08/09/2014 - 09:31
Léo Cabral/ MSilva Online
Para Marina, a ofensiva acontece porque ela se tornou a principal alternativa para propor uma "nova independência ao Brasil".
Após ver o nome do ex-governador Eduardo Campos (PSB), morto em 13 de agosto em um acidente aéreo, envolvido no escândalo de pagamento de propina na Petrobras, a presidenciável Marina Silva (PSB) partiu para o ataque e acusou, neste domingo (7), o PT e o PSDB de se unirem em um "degradante espetáculo político inédito" para tentar desconstruir sua candidatura.
Para Marina, a ofensiva acontece porque ela se tornou a principal alternativa para propor uma "nova independência ao Brasil".
Marina disse que seus adversários montaram uma central de boatos e mentiras para desqualificar suas propostas e disparar ataques pessoais contra ela. A preocupação do PSB é que há uma militância do PT e PSDB atuando contra a ex-ministra do Meio Ambiente nas redes sociais.
"O PT e o PSDB estão juntos numa campanha desleal, que afronta a inteligência da sociedade brasileira fazendo todo o tipo de difamação, calúnias, desconstrução do nosso projeto político e da minha pessoa, enquanto o que estamos fazendo é discutindo e dialogando", afirmou.
A avaliação é de que este movimento pode ter impacto direto nas eleições e no desgaste da imagem da candidata, que assumiu o papel de principal adversária da presidente Dilma Rousseff na disputa pelo Palácio do Planalto.
Questionada se a acusação de que Campos teria sido beneficiado pelo esquema de corrupção na estatal, Marina disse que a "verdade jamais irá atrapalhar uma campanha que se dispõe a passar o Brasil a limpo".

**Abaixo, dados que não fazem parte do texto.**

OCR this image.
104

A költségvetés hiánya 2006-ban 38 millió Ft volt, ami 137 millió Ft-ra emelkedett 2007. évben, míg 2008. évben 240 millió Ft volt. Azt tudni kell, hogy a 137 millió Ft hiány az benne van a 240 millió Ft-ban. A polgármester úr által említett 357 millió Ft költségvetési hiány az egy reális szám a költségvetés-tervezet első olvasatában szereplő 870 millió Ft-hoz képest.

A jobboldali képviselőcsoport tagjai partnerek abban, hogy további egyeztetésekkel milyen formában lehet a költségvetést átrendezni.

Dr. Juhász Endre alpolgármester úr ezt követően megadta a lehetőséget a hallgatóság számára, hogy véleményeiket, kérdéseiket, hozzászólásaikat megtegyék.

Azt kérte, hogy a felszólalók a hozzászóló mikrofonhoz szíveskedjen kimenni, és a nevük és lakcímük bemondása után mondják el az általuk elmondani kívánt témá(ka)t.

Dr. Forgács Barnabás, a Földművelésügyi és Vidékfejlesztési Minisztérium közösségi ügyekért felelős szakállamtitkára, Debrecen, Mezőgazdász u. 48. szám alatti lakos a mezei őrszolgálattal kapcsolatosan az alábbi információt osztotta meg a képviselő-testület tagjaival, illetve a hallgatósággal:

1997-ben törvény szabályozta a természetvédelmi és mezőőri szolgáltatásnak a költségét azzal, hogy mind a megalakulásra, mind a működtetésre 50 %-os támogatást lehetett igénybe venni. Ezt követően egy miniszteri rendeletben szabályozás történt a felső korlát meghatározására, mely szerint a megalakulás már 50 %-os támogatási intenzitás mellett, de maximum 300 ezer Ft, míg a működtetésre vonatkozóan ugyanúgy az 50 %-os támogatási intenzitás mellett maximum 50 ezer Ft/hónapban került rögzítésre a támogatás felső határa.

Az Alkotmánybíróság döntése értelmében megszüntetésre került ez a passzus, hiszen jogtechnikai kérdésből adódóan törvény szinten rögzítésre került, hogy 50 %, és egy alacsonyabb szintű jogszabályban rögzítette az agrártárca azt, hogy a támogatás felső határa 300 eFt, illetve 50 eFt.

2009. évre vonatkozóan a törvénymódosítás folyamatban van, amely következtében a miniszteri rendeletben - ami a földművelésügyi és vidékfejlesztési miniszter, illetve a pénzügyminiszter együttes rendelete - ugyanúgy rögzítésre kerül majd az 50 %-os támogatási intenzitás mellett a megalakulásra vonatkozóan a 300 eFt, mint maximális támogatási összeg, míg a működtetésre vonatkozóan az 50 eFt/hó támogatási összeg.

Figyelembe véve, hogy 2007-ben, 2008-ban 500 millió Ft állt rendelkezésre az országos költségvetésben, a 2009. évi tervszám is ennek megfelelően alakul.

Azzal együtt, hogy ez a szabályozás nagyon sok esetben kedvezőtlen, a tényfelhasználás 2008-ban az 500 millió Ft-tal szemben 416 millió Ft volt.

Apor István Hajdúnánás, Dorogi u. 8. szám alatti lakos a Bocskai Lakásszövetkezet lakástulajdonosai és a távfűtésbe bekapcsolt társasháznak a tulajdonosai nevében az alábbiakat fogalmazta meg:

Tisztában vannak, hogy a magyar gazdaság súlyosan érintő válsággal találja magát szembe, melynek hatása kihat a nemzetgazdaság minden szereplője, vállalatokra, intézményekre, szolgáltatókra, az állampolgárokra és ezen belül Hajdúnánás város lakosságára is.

"Nós queremos as investigações. Não queremos que prevaleça a estratégia leviana que já se faça associação inclusive esquecendo a grande quantidade de envolvidos que estão por aí vivos e muito aptos a continuar diminuindo o patrimônio público", disse. Neste sábado (6), Marina já havia saído em defesa de Eduardo Campos.
Vice de Marina, o deputado Beto Albuquerque (PSB-RS) assumiu a linha de defesa de Campos. Ele afirmou que a família do ex-governador "sofre" com isso e que não vai deixar essas ilações passarem em vão.
Segundo ele, há interesses eleitorais no envolvimento do ex-presidenciável já que não há fato relacionado a ele na divulgação de trechos da delação premiada do ex-diretor da Petrobras Paulo Roberto Costa.
"É leviandade. Uso político da figura que ninguém teve coragem de enfrentar quando ele estava vivo. Queremos a verdade".
Mesmo sendo sigiloso o processo de delação do ex-diretor da Petrobras, o PSB pediu para ter acesso ao material para fazer a defesa de Campos e blindar Marina. A preocupação é tentar desqualificar as denúncias para não contaminar o discurso da candidata contra corrupção e velha política, além de defesa do legado político do ex-governador.
INDEPENDÊNCIA
No dia da independência do Brasil, Marina fez um pronunciamento defendendo que "chegou a hora de aposentar aqueles que querem estar no poder a qualquer preço e mancham com a ilegitimidade da mentira e da manipulação as instituições democráticas e até as eleições".
Ela colocou sua candidatura como uma forma de livrar o Estado brasileiro de corrupção, loteamento de cargos, da apropriação indevida das instituições públicas.
A candidata afirmou ainda que o eleitor não pode mais ser "transformado em massa de manobra de ódios e apegos ao poder", de gente que faz de tudo para chegar ao poder.